As the Court clarified in Franchise Tax Board of California v. Hyatt, the first sentence of the full faith and credit clause requires states to recognize public acts, like statutes, of other states.

But whether a state has to recognize a status granted by the laws of another state has kept the full faith and credit clause in recent court cases. The issue has typically arisen in family law matters. For example, the question may be whether one state has to recognize a marriage issued in a different state under different laws.

Protection Orders and Child Support

Congress has also passed full faith and credit legislation for certain categories of law, records, and judgments.

In 1980, it established the Parental Kidnapping Prevention Act, which requires the states to enforce child support determinations from other states. Similarly, it passed the 1994 Full Faith and Credit for Child Support Orders Act. This law required states to enforce child support orders from a child's home state.

Likewise, the 2000 Violence Against Women Act (VAWA) requires the states to give full faith and credit to out-of-state protection orders. For example, if a domestic violence victim has a state-issued order of protection but moves, the new state must enforce it.

Same-Sex Marriage

Congress also enacted DOMA, the 1996 Defense of Marriage Act. Section 2 of DOMA allowed the states to refuse to honor same-sex marriages performed in other states. However, the Court struck this down in 2015 with its decision in Obergefell v. Hodges.

The Obergefell Court mooted the full faith and credit discussion surrounding same-sex marriage. Instead, it applied the Fourteenth Amendment’s due process and equal protection clauses. It said, “there is no lawful basis for a State to refuse to recognize a lawful same-sex marriage performed in another State on the ground of its same-sex character.”

In the 2016 matter of V.L. v. E.L., the Court held that an Alabama court had to recognize a Georgia adoption decree.
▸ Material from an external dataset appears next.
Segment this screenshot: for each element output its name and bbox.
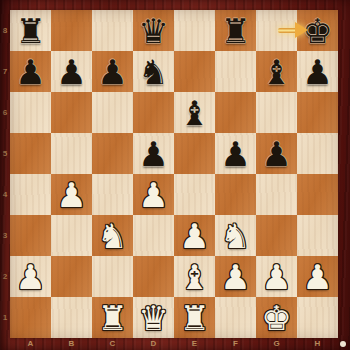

As it explained in 1935 and again in this case, the full faith and credit clause effectively changes the states’ status as “independent foreign sovereignties…to make them integral parts of a single nation.” As such, it requires the states to give full effect to valid judgments from their sister state courts.

The Constitution’s full faith and credit clause is short and sweet. But its application is far from straightforward. The limits on Congress’s authority under the clause remain untested. Likewise, its effect on same-sex marriage recognition across state lines remains unresolved.

The High Court’s limited case law reveals very little controversy surrounding the full faith and credit clause. However, should Congress decide to test the limits of its legislative authority under the clause or should the Supreme Court start interpreting the implementing legislation literally, we’re bound to see some robust jurisprudential discussions.